65歳まで加入可能だが
条件がある

変更の中身をよく理解することが大切です。
新しいタイプのNISAほどではないにしても、iDeCoの改正案もかなり複雑。勘違いしないようにすることが必要だ Photo:PIXTA

 昨年12月の税制改正大綱で個人型確定拠出年金(愛称iDeCo)の利用方法が変わる方向が示された。具体的な内容としては(1)加入期間の延長、(2)受け取り開始年齢幅の拡大、(3)企業型確定拠出年金加入者の利用方法の変更――の3点である。もちろんまだ法律が改正されたわけではないから、正式に決まったということではないが、概ねこの方向で変わると考えていいだろう。

 一般的には「iDeCoの加入年齢が65歳まで引き上げられる」というトピックだけが話題になっているようだが、実はその理解は必ずしも正確ではない。新しいタイプのNISAほどではないにしてもiDeCoの改正案もかなり複雑であるため、勘違いしないようにすることが必要だ。今回はできるだけわかりやすく改正の方向と注意すべき点について解説したい。

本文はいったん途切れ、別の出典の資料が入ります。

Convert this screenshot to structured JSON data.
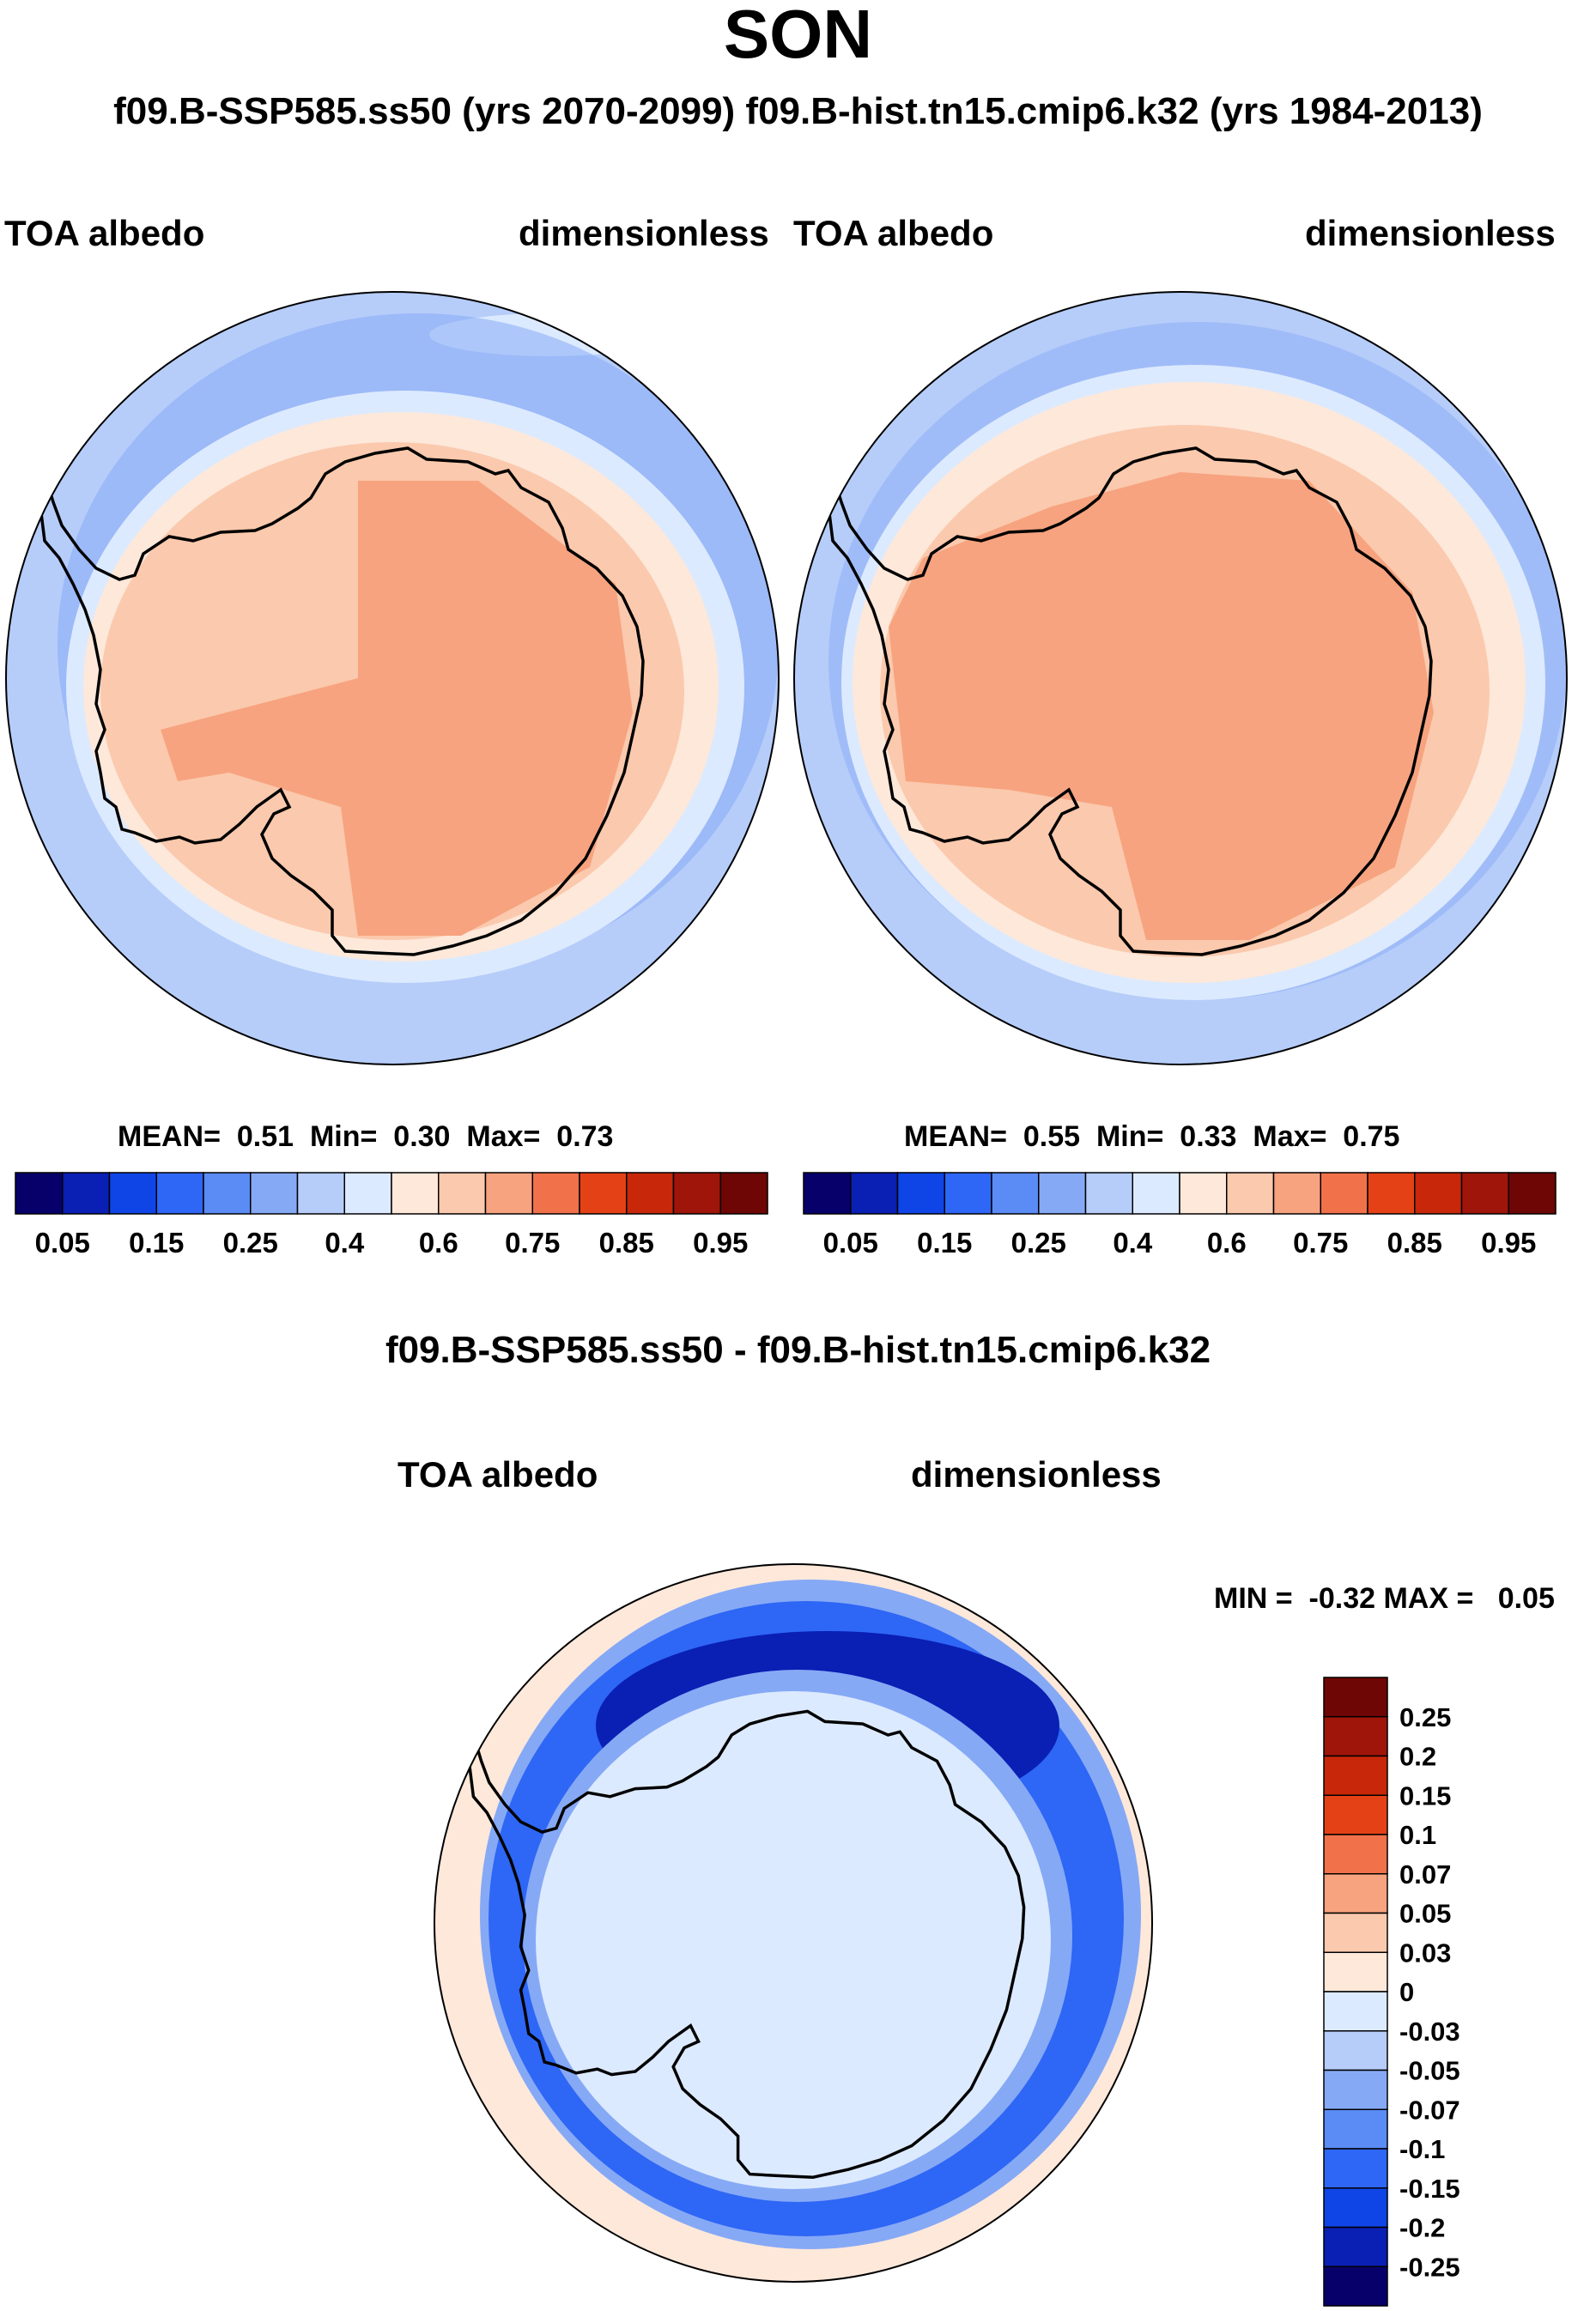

 まず、(1)の「加入期間の延長」についてである。現在、iDeCoに加入できる期間は60歳までと定められている。この年齢が65歳まで引き上げられるという点は今回の改正の目玉と言ってもいいだろう。今後は国民年金被保険者であることを前提に、60歳以降も65歳まで加入することができるようになるからだ。例えば、年齢的には50代に入ってしまっているので「加入するにはもう遅い」と思っている人も、期間が延びることで加入するメリットが出てくる。ただ、誰でも65歳まで加入できるわけではないことに注意が必要だ。

 先ほど、「国民年金被保険者であることを前提に」と書いたが、これは一体どういうことを意味するのだろう。

 基本、20歳以上60歳未満の日本人はすべて国民年金に加入しているので、被保険者である。サラリーマンの場合は厚生年金という制度に加入しているが、厚生年金の中には、この国民年金の部分も含まれている。一般的には60歳を定年と定めている会社が多いため、それ以降、働かなければ厚生年金に加入することはない。

 ところが最近では60歳を過ぎても同じ会社で再雇用されて働く人も多い。これは働き方にもよるが、例えば60歳以降もそれまでと同様、週5日のフルタイムで働くのであれば、引き続き厚生年金に入ることになる。ということは、国民年金にも自動的に加入することになるため、iDeCoも60代の前半の5年間、積み立てが継続できることになる。最近では60歳以降でも働いている人が8割近くいるとのことなので、自分の資産形成の機会を延ばすことができるというのは、良いことだろう。

 ところが、国民年金に加入していない人はiDeCoに加入することができない。具体的に言えばフリーランスや自営業といった第1号被保険者、および専業主婦のような第3号被保険者は、60歳になると国民年金の被保険者ではなくなるため、原則60歳以降にiDeCoへ加入することができないのだ。ただし、60歳以降も任意で国民年金に加入することができる場合があるため、それを利用して国民年金に任意加入すれば、iDeCoも加入を続けることが可能だ。